Recensite in tanti,e come
sempre Ciaociao da Ceci!
Euridice’s
prayer
Fa freddo. Il gelo, innaturale, denso e
soffocante come un olio orientale mi entra nelle ossa, mi penetra nella bocca, negli
occhi, nei polmoni, offuscando le mie percezioni, ovattando i miei sensi, rendendo
opachi i colori. È il freddo dei morti, dell’Oltretomba, del fiume
nel quale sto sprofondando.
E mentre l’acqua gelida mi avvolge nel
suo abbraccio mortale, con il calore se ne va anche la mia memoria, la mia
paura, il mio dolore, tutto ciò che mi rendeva un essere umano.

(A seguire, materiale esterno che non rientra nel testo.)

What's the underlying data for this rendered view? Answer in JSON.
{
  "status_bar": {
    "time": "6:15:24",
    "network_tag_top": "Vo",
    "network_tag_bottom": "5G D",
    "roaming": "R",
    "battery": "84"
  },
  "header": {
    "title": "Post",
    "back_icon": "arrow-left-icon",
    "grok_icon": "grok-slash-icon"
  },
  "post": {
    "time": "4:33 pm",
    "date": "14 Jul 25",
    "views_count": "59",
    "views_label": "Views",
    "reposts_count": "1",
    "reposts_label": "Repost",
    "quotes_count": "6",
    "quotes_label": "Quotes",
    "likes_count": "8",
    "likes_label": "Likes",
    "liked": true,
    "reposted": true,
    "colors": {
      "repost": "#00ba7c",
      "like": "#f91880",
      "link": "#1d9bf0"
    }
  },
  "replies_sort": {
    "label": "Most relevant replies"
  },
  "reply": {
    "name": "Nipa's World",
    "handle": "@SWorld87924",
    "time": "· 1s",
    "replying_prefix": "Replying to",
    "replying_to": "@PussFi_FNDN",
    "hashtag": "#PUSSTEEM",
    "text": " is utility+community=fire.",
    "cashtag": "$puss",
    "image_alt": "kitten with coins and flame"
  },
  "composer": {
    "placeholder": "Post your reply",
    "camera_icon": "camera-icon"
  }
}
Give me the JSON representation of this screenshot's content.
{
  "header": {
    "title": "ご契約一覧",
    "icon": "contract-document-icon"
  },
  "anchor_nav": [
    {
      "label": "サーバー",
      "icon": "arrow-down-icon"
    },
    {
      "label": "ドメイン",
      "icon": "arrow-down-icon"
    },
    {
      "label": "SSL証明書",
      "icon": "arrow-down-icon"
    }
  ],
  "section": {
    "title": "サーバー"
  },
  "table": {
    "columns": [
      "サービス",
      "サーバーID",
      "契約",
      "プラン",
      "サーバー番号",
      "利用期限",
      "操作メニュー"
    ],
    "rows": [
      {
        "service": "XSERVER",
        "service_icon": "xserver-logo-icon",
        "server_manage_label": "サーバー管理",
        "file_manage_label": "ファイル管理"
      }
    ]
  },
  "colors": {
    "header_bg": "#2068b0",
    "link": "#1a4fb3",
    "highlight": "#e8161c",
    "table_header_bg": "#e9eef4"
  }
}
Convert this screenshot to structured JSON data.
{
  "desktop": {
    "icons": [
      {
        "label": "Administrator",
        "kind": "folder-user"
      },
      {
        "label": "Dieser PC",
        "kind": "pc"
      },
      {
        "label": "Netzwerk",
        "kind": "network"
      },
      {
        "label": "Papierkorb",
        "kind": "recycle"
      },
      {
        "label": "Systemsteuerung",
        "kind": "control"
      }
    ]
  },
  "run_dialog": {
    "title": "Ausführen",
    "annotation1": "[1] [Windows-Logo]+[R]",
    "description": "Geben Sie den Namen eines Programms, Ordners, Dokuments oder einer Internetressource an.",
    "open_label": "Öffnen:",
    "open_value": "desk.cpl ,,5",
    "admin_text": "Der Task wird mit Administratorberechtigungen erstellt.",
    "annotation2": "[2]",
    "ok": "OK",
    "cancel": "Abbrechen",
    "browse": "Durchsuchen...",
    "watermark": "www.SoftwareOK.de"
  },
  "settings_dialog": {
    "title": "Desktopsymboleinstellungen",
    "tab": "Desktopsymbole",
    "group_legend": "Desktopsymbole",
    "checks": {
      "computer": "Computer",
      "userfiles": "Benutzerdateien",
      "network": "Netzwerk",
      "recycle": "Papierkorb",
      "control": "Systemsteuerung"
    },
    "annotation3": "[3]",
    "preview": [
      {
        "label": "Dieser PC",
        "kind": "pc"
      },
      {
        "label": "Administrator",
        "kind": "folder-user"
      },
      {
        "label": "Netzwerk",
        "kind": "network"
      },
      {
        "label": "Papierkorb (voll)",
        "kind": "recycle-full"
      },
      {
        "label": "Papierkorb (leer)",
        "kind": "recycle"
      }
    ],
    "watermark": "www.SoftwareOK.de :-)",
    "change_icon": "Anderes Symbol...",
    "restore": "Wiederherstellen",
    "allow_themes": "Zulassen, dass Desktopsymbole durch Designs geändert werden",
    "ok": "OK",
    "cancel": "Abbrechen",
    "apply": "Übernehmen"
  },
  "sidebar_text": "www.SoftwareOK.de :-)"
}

Presto sarò solo un corpo morto, una
creatura con qualcosa di avvizzito dentro. Non sarò più la tua
dolce Euridice, Orfeo , baciata dal sole e dal
sorriso, dai capelli vivi e lucenti, gli occhi vivaci e vibranti di
vita…ricordo quei giorni, i prati immobili nella tremula aria del
pomeriggio, le lunghe ombre degli alberi frondosi sotto cui ci rifugiavamo, il
sapore di rosmarino delle tue labbra…
Ma ora sono stanca, stanca di lottare, stanca
di cercare di mantenere in me l’ombra di ciò che ero, stanca di
osservare i miei capelli, ora diafani e opachi, volteggiare nelle correnti
grigie, alla ricerca di un segno che mi dica che sono ancora una persona e non
solo più l’eco
di una mente perduta.
È questo quello di cui ho davvero
paura:di perdermi, di dimenticare, di scivolare
nell’oblio, ombra per sempre, riflesso nell’acqua scura, voce
soffocata dalla morte.
Ed è il dolore per ciò che non
rivedrò mai più, per il passo che mi ha negato per sempre la
libertà, che mi permette di non perdermi in queste correnti.
È stato un attimo,un
gesto banale a rimandarmi in questo gelo. Sempre ricorderò
quando il freddo, che credevo di avere abbandonato per sempre, mi scese
di nuovo dentro, facendo tornare le mie mani pallide e irreali, troppo fragili
come le ali di una falena, troppo gelide per il sole come brina. E ricordo i
tuoi occhi, scuri, caldi, vivi, che mi davano finalmente pace e segnavano la
mia condanna.
Chiudo gli occhi, e sento le lacrime premere
contro le palpebre:ma i morti non piangono, perché
non hanno più nulla per cui farlo. Tranne io, Euridice,
colei che fu salvata e uccisa dall’amore e che non ha voluto lasciare la
sofferenza.
Ti prego, Orfeo, tu che sei laggiù, nella
verde vallata di cui io vedo solo le viscere e nella quale il mio corpo giace
inerte, vivi anche la mia vita, e con la tua musica rendimi immortale, mentre
io rimarrò qui ,a combattere contro
l’oblio armata solo del dolore per ciò che mi hai dato e poi
strappato con la dolcezza dei tuoi occhi.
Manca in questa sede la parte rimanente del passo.